To jest sprawa dla Polski o znaczeniu życiowym, fundamentalnym. Nie chodzi tylko o ustawę napisaną w ten czy inny sposób. Nie chodzi nawet o to, czy wśród Polaków byli źli ludzie. Chodzi o to, czy naród, który pierwszy stawił czoła Niemcom, który walczył do końca i tak heroicznie, jak tylko to możliwe, można obsadzić w roli współsprawcy Holocaustu - największej zbrodni w dziejach, wymyślonej, zaplanowanej i przeprowadzonej przez niemiecką III Rzeszę.
Poziom kłamstwa wymierzonego w Polskę i Polaków jest tak ordynarny, że kojarzy się z praktykami totalitarnymi, opisanymi tak doskonale przez George’a Orwella. Mamy przecież w istocie do czynienia z fałszowaniem historii na potężną skalę; nic nie znaczą alarmy państwa polskiego w sprawie ludobójstwa, jednoznaczna polityka naszego podziemia, wreszcie rzeczywistość brutalnej okupacji. Nic, żaden dokument, żadna relacja, żadne fakty nie są uwzględniane. Jest wymyślona sprawnie teza, która ma stać się prawdą nie z racji jej trafności, ale zwykłą siłą przemocy.
Jeśli okaże się, że Polaków można wrobić w Holocaust, to znaczy, że można z nami zrobić wszystko. Nie będzie przed nami żadnej optymistycznej przyszłości. Sprawa jest więc gardłowa. Wszystkie różnice polityczne i światopoglądowe powinny zejść na drugi plan. Trzeba protestować, walczyć, działać w obronie prawdy zupełnie podstawowej. Także w obronie milionów pomordowanych obywateli Rzeczypospolitej - Polaków i Żydów.
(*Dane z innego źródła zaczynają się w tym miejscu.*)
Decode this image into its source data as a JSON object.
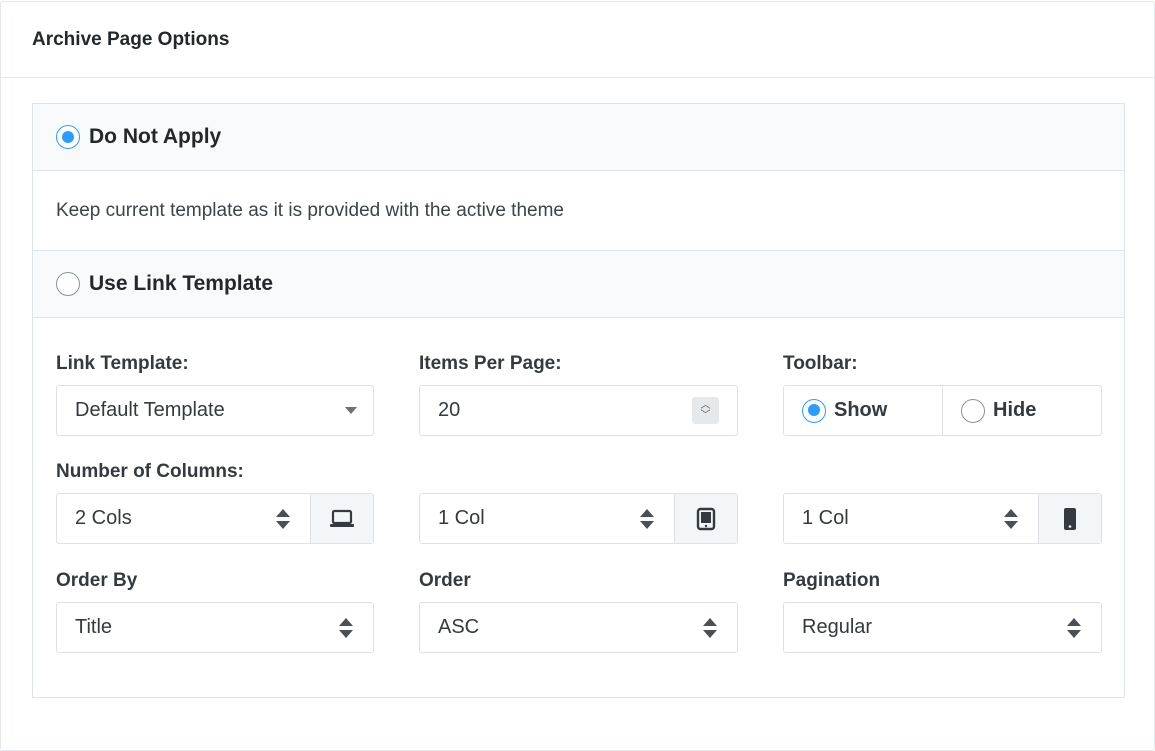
{
  "card": {
    "title": "Archive Page Options"
  },
  "options": {
    "do_not_apply": {
      "label": "Do Not Apply",
      "checked": true
    },
    "description": "Keep current template as it is provided with the active theme",
    "use_link_template": {
      "label": "Use Link Template",
      "checked": false
    }
  },
  "fields": {
    "link_template": {
      "label": "Link Template:",
      "value": "Default Template"
    },
    "items_per_page": {
      "label": "Items Per Page:",
      "value": "20"
    },
    "toolbar": {
      "label": "Toolbar:",
      "show": "Show",
      "hide": "Hide",
      "selected": "Show"
    },
    "columns": {
      "label": "Number of Columns:",
      "desktop": {
        "value": "2 Cols",
        "icon": "laptop-icon"
      },
      "tablet": {
        "value": "1 Col",
        "icon": "tablet-icon"
      },
      "mobile": {
        "value": "1 Col",
        "icon": "mobile-icon"
      }
    },
    "order_by": {
      "label": "Order By",
      "value": "Title"
    },
    "order": {
      "label": "Order",
      "value": "ASC"
    },
    "pagination": {
      "label": "Pagination",
      "value": "Regular"
    }
  },
  "colors": {
    "accent": "#2c9cff",
    "panel_bg": "#f8fafc",
    "border": "#dde5ec"
  }
}
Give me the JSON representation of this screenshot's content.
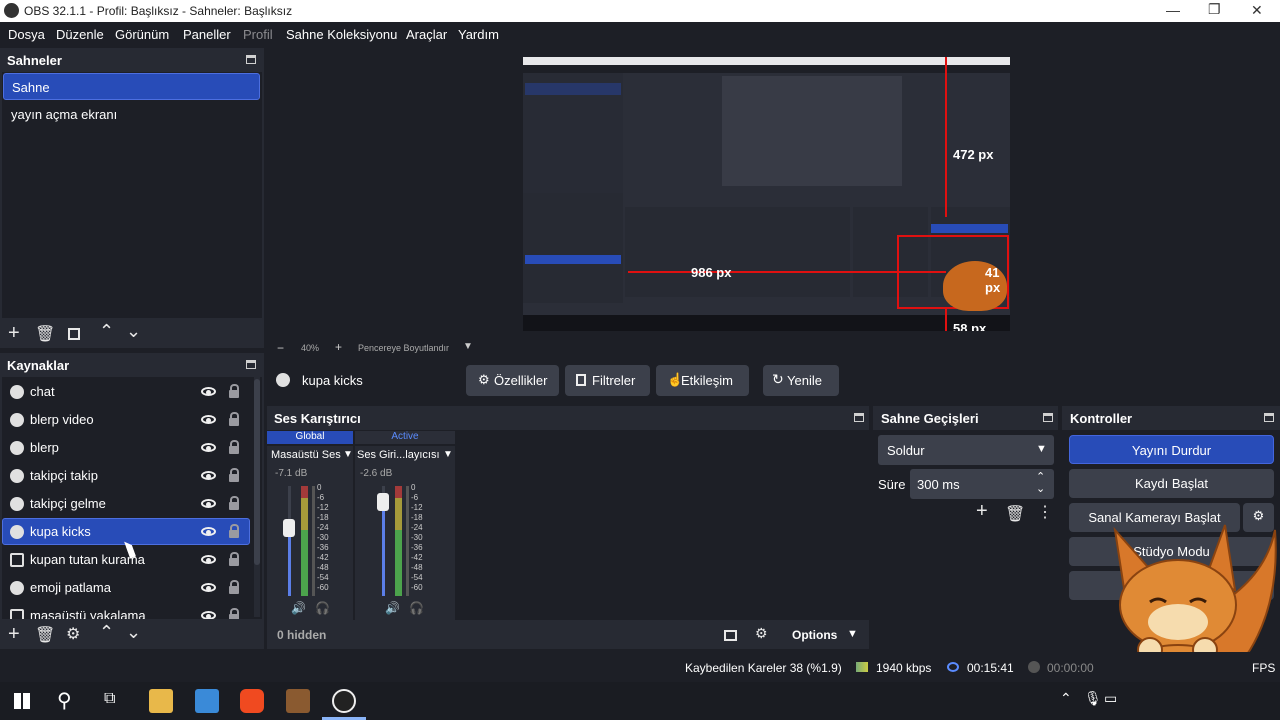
{
  "window": {
    "title": "OBS 32.1.1 - Profil: Başlıksız - Sahneler: Başlıksız"
  },
  "menu": [
    {
      "label": "Dosya",
      "enabled": true
    },
    {
      "label": "Düzenle",
      "enabled": true
    },
    {
      "label": "Görünüm",
      "enabled": true
    },
    {
      "label": "Paneller",
      "enabled": true
    },
    {
      "label": "Profil",
      "enabled": false
    },
    {
      "label": "Sahne Koleksiyonu",
      "enabled": true
    },
    {
      "label": "Araçlar",
      "enabled": true
    },
    {
      "label": "Yardım",
      "enabled": true
    }
  ],
  "scenes": {
    "title": "Sahneler",
    "items": [
      {
        "label": "Sahne",
        "selected": true
      },
      {
        "label": "yayın açma ekranı",
        "selected": false
      }
    ]
  },
  "preview": {
    "zoom": "40%",
    "resize_label": "Pencereye Boyutlandır",
    "measure_labels": {
      "top": "472 px",
      "left": "986 px",
      "right": "41 px",
      "bottom": "58 px"
    }
  },
  "sources": {
    "title": "Kaynaklar",
    "items": [
      {
        "label": "chat",
        "icon": "browser-icon",
        "selected": false
      },
      {
        "label": "blerp video",
        "icon": "browser-icon",
        "selected": false
      },
      {
        "label": "blerp",
        "icon": "browser-icon",
        "selected": false
      },
      {
        "label": "takipçi takip",
        "icon": "browser-icon",
        "selected": false
      },
      {
        "label": "takipçi gelme",
        "icon": "browser-icon",
        "selected": false
      },
      {
        "label": "kupa kicks",
        "icon": "browser-icon",
        "selected": true
      },
      {
        "label": "kupan tutan kurama",
        "icon": "image-icon",
        "selected": false
      },
      {
        "label": "emoji patlama",
        "icon": "browser-icon",
        "selected": false
      },
      {
        "label": "masaüstü yakalama",
        "icon": "monitor-icon",
        "selected": false
      }
    ]
  },
  "source_toolbar": {
    "source_name": "kupa kicks",
    "properties": "Özellikler",
    "filters": "Filtreler",
    "interact": "Etkileşim",
    "refresh": "Yenile"
  },
  "mixer": {
    "title": "Ses Karıştırıcı",
    "tabs": [
      "Global",
      "Active"
    ],
    "channels": [
      {
        "name": "Masaüstü Ses",
        "db": "-7.1 dB",
        "level": 0.62
      },
      {
        "name": "Ses Giri...layıcısı",
        "db": "-2.6 dB",
        "level": 0.85
      }
    ],
    "scale": [
      "0",
      "-6",
      "-12",
      "-18",
      "-24",
      "-30",
      "-36",
      "-42",
      "-48",
      "-54",
      "-60"
    ],
    "hidden": "0 hidden",
    "options": "Options"
  },
  "transitions": {
    "title": "Sahne Geçişleri",
    "transition": "Soldur",
    "duration_label": "Süre",
    "duration_value": "300 ms"
  },
  "controls": {
    "title": "Kontroller",
    "stop_stream": "Yayını Durdur",
    "start_record": "Kaydı Başlat",
    "virtual_cam": "Sanal Kamerayı Başlat",
    "studio_mode": "Stüdyo Modu"
  },
  "status": {
    "dropped": "Kaybedilen Kareler 38 (%1.9)",
    "bitrate": "1940 kbps",
    "stream_time": "00:15:41",
    "record_time": "00:00:00",
    "fps": "FPS"
  },
  "colors": {
    "accent": "#284cb8",
    "panel": "#272a33",
    "background": "#1d1f26",
    "guide": "#e01010"
  }
}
Bo - jak celnie zauważył premier Mateusz Morawiecki w swoim telewizyjnym przemówieniu - broniąc prawdy o II wojnie światowej, Polska broni także prawdy o Holokauście.
Polacy rozumieją wagę chwili. Wystarczy się wokół rozejrzeć, by dostrzec, że w tej sprawie rząd ma poparcie ogromnej większości naszych współrodaków. Nie ma mowy o jakimś pęknięciu.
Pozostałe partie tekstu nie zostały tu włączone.